HOMILY WEEK 24 04 – Year I
Love, Faith, Purity, Repentance and Forgiveness:
Memorial of Saints Cornelius and Cyprian
(1 Tm 4:12-16; Ps 111; Lk 7:36-50)
Five key words describe and sum up the readings today: love, faith, purity, repentance and forgiveness.
In the first reading, St. Paul provides interesting advice to a young bishop, Timothy: Love, have faith, be pure, encourage, promote the Word of God, and on top of all that, be a teacher.
The focus in the gospel is on repentance and forgiveness. This is a classic example of Jesus teaching and healing. The lesson is that those who have been forgiven much have received great love and can then show great love. To repent is to receive love. To forgive is to love. For some, mercy is the highest virtue.
Pope Francis and his year of mercy fits right in with these readings. So too does Walter Kasper’s book Mercy. He also considers mercy and forgiveness to be the greatest virtue, far outshining all others.
Like Timothy, we are encouraged to love, have faith, be pure, and forgive anyone who has hurt us in any way, as well as ask for forgiveness from anyone we have hurt, and we will be like the woman in the gospel, showing much love because we have been forgiven much.
There is a chilling and telling comparison in this gospel. On the one hand, the Pharisee hosting Jesus, who certainly is religious, dutiful, pious and even prayerful, reveals himself at a deeper level to be hard, judgmental, unforgiving, lacking in compassion and critical of Jesus. The woman who obviously is a sinner, on the other hand, is repentant, weeping tears of sorrow and contrition, believes in Jesus and his compassion, is receiving his forgiveness and expresses her gratitude with an extravagant and even sensuous gesture. We are left with a soul-stirring question – which of these two most resembles us? Obviously, if it is the Pharisee, we have some inner work to do.
Today we are invited to honor Saints Cornelius and Cyprian. When Cornelius was elected pope during the Decian persecution (250-51), the Roman See had been vacant for many months following the martyrdom of the previous pope, Fabian. A priest name Novatian tried to usurp Cornelius’ place as bishop of Rome. Cyprian, Bishop of Carthage, supported Cornelius, his friend and ally, and the teaching of Novatian was condemned in a synod. In 253, under renewed persecution, Cornelius was arrested and banished. He died in exile the same year.
Cyprian of Carthage was an important figure of the early church. Brilliant and learned, he became a priest soon after his conversion to Christianity, and in 249 was elected bishop. When the Decian persecution began, he went into hiding and supported his flock by letters. In 257 persecution was renewed under Valerian. Cyprian, one of the first arrested, was banished. In a retrial a year later, he was condemned to death.
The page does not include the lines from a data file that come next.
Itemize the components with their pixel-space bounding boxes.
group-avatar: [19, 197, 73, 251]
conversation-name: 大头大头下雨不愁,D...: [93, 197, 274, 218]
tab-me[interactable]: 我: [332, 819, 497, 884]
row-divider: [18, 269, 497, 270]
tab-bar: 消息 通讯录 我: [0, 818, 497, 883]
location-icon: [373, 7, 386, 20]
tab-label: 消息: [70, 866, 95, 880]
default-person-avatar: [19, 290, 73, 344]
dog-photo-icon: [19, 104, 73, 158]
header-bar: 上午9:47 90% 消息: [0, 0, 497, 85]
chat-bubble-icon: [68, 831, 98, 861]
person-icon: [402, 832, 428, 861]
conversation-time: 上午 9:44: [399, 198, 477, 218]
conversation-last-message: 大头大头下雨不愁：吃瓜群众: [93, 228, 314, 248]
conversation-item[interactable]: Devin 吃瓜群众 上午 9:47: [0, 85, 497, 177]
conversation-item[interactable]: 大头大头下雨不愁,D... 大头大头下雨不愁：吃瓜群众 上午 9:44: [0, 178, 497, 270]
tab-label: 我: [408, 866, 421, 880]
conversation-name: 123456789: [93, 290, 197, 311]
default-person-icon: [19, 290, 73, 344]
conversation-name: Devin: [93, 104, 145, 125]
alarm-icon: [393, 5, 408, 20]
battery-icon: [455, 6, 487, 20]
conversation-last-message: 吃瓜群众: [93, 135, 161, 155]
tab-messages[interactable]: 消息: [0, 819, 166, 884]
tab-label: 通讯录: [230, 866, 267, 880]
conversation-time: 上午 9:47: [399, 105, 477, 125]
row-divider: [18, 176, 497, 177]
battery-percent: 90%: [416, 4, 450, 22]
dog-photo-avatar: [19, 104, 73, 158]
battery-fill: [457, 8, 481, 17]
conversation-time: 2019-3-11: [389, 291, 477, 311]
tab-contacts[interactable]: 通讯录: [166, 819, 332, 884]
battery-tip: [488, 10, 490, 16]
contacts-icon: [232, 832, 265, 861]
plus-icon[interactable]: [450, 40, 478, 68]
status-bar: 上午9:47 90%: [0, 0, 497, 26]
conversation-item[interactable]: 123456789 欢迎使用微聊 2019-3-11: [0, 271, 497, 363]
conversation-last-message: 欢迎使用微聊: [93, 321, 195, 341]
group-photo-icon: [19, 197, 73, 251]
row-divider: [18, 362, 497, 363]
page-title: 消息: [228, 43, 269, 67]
The Eucharist, with the eyes of faith, is also a miracle of compassion, forgiveness and healing involving blood. We are nourished by the very word of God, then humble gifts of bread and wine are miraculously transformed into the body and blood of Jesus. We who receive communion are in that very act, forgiven, healed and transformed into the Body of Christ, sent out to be bread for the world.
May our celebration empower us to live St. Paul’s teachings of love, faith and purity to Timothy, and become our own version of the repentant woman in the gospels, hearing for ourselves those beautiful words of Jesus, “Your faith has saved you; go in peace.”